Diethylstilbestrol (DES) Exposure
DES was the first synthetic estrogen and was given to pregnant women from 1938-1971 because it was believed to prevent miscarriages and promote "healthy pregnancies." It was found that not only did the drug not prevent problems associated with pregnancy, it also caused health issues for the women taking it, as well as children born of these pregnancies. These include both female and male children, though the cancer risks have only been proven in female offspring. Women who took DES have been found to have a "moderately" increased risk of developing breast cancer. Studies have found the increase in risk over women who did not take DES to be 30%.
Risk for women who took DES
Women who were given DES should have annual mammograms and breast exams by a healthcare provider. They should be familiar with their normal breast tissue and report any nipple discharge or changes in their breast tissue or skin (dimpling, swelling, redness, nipple retraction) to their healthcare provider. Women who were given DES during pregnancy should be sure their children know this and report it to their healthcare team.

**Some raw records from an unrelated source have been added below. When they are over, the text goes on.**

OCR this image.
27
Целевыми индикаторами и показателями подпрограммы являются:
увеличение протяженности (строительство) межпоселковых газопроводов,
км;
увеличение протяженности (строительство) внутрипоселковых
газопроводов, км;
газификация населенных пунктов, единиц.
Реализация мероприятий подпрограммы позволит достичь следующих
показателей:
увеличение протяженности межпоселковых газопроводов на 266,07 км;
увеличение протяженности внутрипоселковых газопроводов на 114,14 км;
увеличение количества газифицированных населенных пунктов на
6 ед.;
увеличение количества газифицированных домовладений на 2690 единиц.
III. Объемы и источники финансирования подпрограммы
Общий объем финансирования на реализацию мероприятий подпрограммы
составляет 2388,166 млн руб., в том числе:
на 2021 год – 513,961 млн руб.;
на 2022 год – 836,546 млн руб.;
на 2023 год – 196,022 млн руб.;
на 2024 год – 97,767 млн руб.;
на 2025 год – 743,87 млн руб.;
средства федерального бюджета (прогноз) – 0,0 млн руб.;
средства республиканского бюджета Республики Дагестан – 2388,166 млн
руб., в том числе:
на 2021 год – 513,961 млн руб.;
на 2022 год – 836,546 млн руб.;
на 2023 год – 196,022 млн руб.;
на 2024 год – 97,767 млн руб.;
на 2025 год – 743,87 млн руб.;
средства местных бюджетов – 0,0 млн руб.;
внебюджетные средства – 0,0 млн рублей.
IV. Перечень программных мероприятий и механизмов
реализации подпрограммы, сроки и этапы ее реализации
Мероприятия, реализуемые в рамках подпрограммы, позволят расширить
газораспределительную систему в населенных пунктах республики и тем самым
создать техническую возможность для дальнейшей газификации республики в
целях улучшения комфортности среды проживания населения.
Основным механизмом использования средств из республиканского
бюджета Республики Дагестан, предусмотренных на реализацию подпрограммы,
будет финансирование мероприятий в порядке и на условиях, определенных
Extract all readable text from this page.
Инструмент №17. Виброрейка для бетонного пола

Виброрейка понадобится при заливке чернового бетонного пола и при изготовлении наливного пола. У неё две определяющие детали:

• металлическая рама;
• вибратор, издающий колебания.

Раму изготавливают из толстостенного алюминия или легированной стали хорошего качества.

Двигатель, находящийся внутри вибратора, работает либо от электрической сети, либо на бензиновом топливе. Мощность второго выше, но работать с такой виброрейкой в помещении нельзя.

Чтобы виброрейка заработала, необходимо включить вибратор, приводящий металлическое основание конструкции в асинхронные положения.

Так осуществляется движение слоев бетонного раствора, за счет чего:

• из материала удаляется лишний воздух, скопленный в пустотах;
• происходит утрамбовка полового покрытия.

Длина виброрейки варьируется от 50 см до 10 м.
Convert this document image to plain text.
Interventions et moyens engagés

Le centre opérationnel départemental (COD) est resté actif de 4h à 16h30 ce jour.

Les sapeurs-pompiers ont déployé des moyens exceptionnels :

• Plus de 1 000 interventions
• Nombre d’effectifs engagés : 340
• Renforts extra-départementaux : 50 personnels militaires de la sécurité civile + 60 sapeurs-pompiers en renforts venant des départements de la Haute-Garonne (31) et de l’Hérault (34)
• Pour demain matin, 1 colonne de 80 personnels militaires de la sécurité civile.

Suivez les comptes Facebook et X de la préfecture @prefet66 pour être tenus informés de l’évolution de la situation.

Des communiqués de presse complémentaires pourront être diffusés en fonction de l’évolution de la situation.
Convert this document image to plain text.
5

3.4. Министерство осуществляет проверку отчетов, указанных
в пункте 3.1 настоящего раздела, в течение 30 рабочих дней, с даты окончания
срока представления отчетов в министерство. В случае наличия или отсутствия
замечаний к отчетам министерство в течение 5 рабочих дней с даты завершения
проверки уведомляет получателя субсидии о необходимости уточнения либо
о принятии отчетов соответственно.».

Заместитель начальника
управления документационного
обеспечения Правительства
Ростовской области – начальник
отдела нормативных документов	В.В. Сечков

Risk for daughters of women who took DES during pregnancy
DES daughters, as they have become known, are at risk for developing a rare form of vaginal or cervical cancer called clear cell adenocarcinoma. Though the risk is 40 times that of someone not exposed, which sounds frightening, this translates to 1 in every 1000 women exposed, or 0.1%, so it is still a rare occurrence. This risk is thought to be life-long, therefore women exposed to DES while in utero should be sure they follow annual screening guidelines for "DES daughters."
Screening includes an annual pap test with thorough exam of the vulva, vagina and cervix. Current screening recommendations for the general public say that women can have pap tests every 3 years, if their results are normal. This does not apply to DES daughters. This type of cervical cancer is not caused by HPV, therefore a negative HPV test does not mean that you can skip an annual exam.
DES daughters are also about twice as likely to develop breast cancer, compared to women not exposed to DES. Women should discuss this increased risk with their healthcare providers and make a screening plan. This plan will likely include annual mammograms, along with an annual breast exam by their healthcare provider. It may be helpful to perform monthly self-breast exams to become familiar with their breast tissue and report any changes to their healthcare provider.
Additional health concerns include infertility, miscarriage and "T" shaped uterus (an abnormally shaped uterus). Because babies were exposed in the 40s, 50s and 60s, they are just beginning to pass menopause in large numbers and researchers continue to follow many of these grown women to determine any additional health risks. In addition, it is too soon to know the risk for the grandchildren of women who took DES. Researchers continue to follow many of these children.